Opportunities for fixing methane leaks abound. Turkmenistan, for instance, is known for having the biggest amount of super-emission events in the world. The oil companies there don't seem to care about fixing methane leaks. Maybe all they need in an incentive...


3.2 Reward municipalities for capturing methane from landfills


Similarly to gas flaring, there is a regulatory obligation in some countries to collect methane that naturally escapes from landfill. This is how regular landfill capture works.


How does it work and what equipment do you need?

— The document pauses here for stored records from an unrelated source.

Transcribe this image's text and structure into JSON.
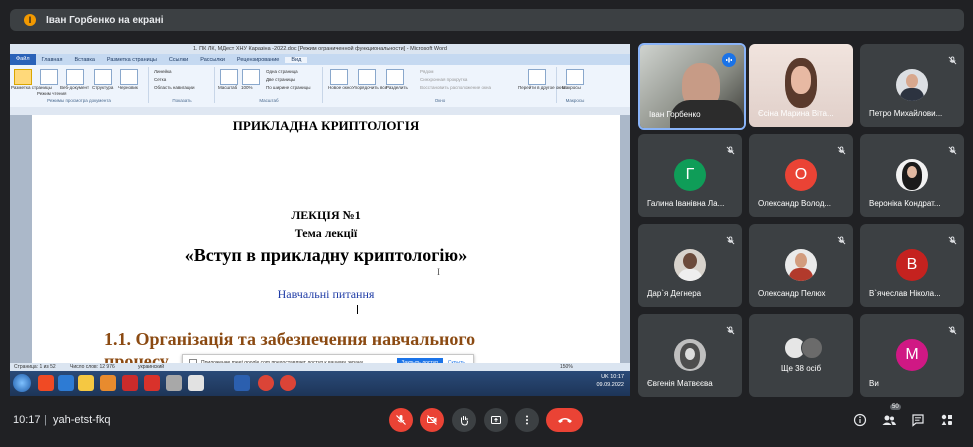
{
  "presenter_banner": {
    "icon_letter": "І",
    "text": "Іван Горбенко на екрані"
  },
  "word": {
    "title": "1. ПК ЛК, МДест ХНУ Каразіна -2022.doc [Режим ограниченной функциональности] - Microsoft Word",
    "tabs": [
      "Файл",
      "Главная",
      "Вставка",
      "Разметка страницы",
      "Ссылки",
      "Рассылки",
      "Рецензирование",
      "Вид"
    ],
    "ribbon": {
      "views": [
        "Разметка страницы",
        "Режим чтения",
        "Веб-документ",
        "Структура",
        "Черновик"
      ],
      "views_group": "Режимы просмотра документа",
      "show_items": [
        "Линейка",
        "Сетка",
        "Область навигации"
      ],
      "show_group": "Показать",
      "zoom_items": [
        "Масштаб",
        "100%",
        "Одна страница",
        "Две страницы",
        "По ширине страницы"
      ],
      "zoom_group": "Масштаб",
      "window_items": [
        "Новое окно",
        "Упорядочить все",
        "Разделить",
        "Рядом",
        "Синхронная прокрутка",
        "Восстановить расположение окна",
        "Перейти в другое окно"
      ],
      "window_group": "Окно",
      "macros": "Макросы",
      "macros_group": "Макросы"
    },
    "doc": {
      "heading_top": "ПРИКЛАДНА КРИПТОЛОГІЯ",
      "lecture": "ЛЕКЦІЯ №1",
      "topic_label": "Тема лекції",
      "topic": "«Вступ в прикладну криптологію»",
      "questions": "Навчальні питання",
      "section": "1.1. Організація та забезпечення навчального",
      "section_cont": "процесу"
    },
    "infobar": {
      "message": "Приложение meet.google.com предоставляет доступ к вашему экрану.",
      "share_button": "Закрыть доступ",
      "hide_button": "Скрыть"
    },
    "status": {
      "page": "Страница: 1 из 52",
      "words": "Число слов: 12 976",
      "lang": "украинский",
      "zoom": "150%"
    },
    "tray": {
      "lang": "UK",
      "time": "10:17",
      "date": "09.09.2022"
    }
  },
  "participants": [
    {
      "name": "Іван Горбенко",
      "type": "photo",
      "speaking": true
    },
    {
      "name": "Єсіна Марина Віта...",
      "type": "photo",
      "muted": false
    },
    {
      "name": "Петро Михайлови...",
      "type": "photo",
      "muted": true
    },
    {
      "name": "Галина Іванівна Ла...",
      "type": "letter",
      "letter": "Г",
      "color": "#0f9d58",
      "muted": true
    },
    {
      "name": "Олександр Волод...",
      "type": "letter",
      "letter": "О",
      "color": "#ea4335",
      "muted": true
    },
    {
      "name": "Вероніка Кондрат...",
      "type": "photo",
      "muted": true
    },
    {
      "name": "Дар`я Дегнера",
      "type": "photo",
      "muted": true
    },
    {
      "name": "Олександр Пелюх",
      "type": "photo",
      "muted": true
    },
    {
      "name": "В`ячеслав Нікола...",
      "type": "letter",
      "letter": "В",
      "color": "#c5221f",
      "muted": true
    },
    {
      "name": "Євгенія Матвєєва",
      "type": "photo",
      "muted": true
    },
    {
      "name": "Ще 38 осіб",
      "type": "group",
      "muted": false
    },
    {
      "name": "Ви",
      "type": "letter",
      "letter": "M",
      "color": "#d01884",
      "muted": true
    }
  ],
  "bottom": {
    "time": "10:17",
    "separator": "|",
    "meeting_code": "yah-etst-fkq",
    "participants_count": "50"
  },
  "colors": {
    "bg": "#202124",
    "tile": "#3c4043",
    "red": "#ea4335",
    "accent": "#1a73e8"
  }
}
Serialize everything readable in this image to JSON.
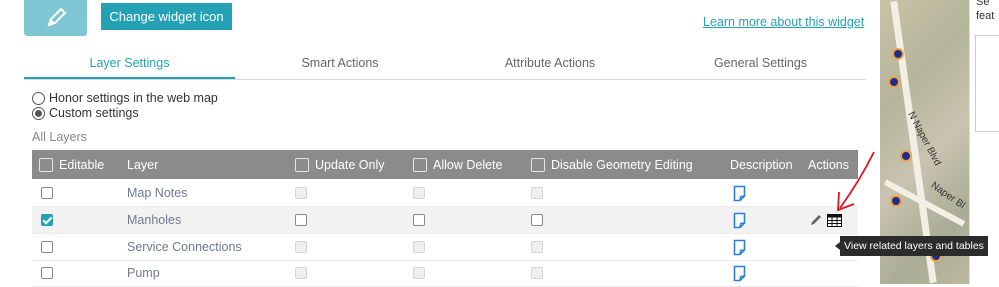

The Cashing in On Trash paper by Marathon Digital has a useful diagram showing the equipment required to exploit methane on-site with a mining container. There is also academic research about the viability of the idea.

3.3. Reward farms for capturing biogas


Farm waste also generates gas that can be burnt into bitcoin using an anaerobic digester.


Examples:

  • In Kenya, Gridless famously helps small energy plants be financially sustainable with mining equipment. They also provide rigs to plants that work off biowaste as shown in this short documentary by Bitcoin Dada on the DWA Estate in Kibwezi.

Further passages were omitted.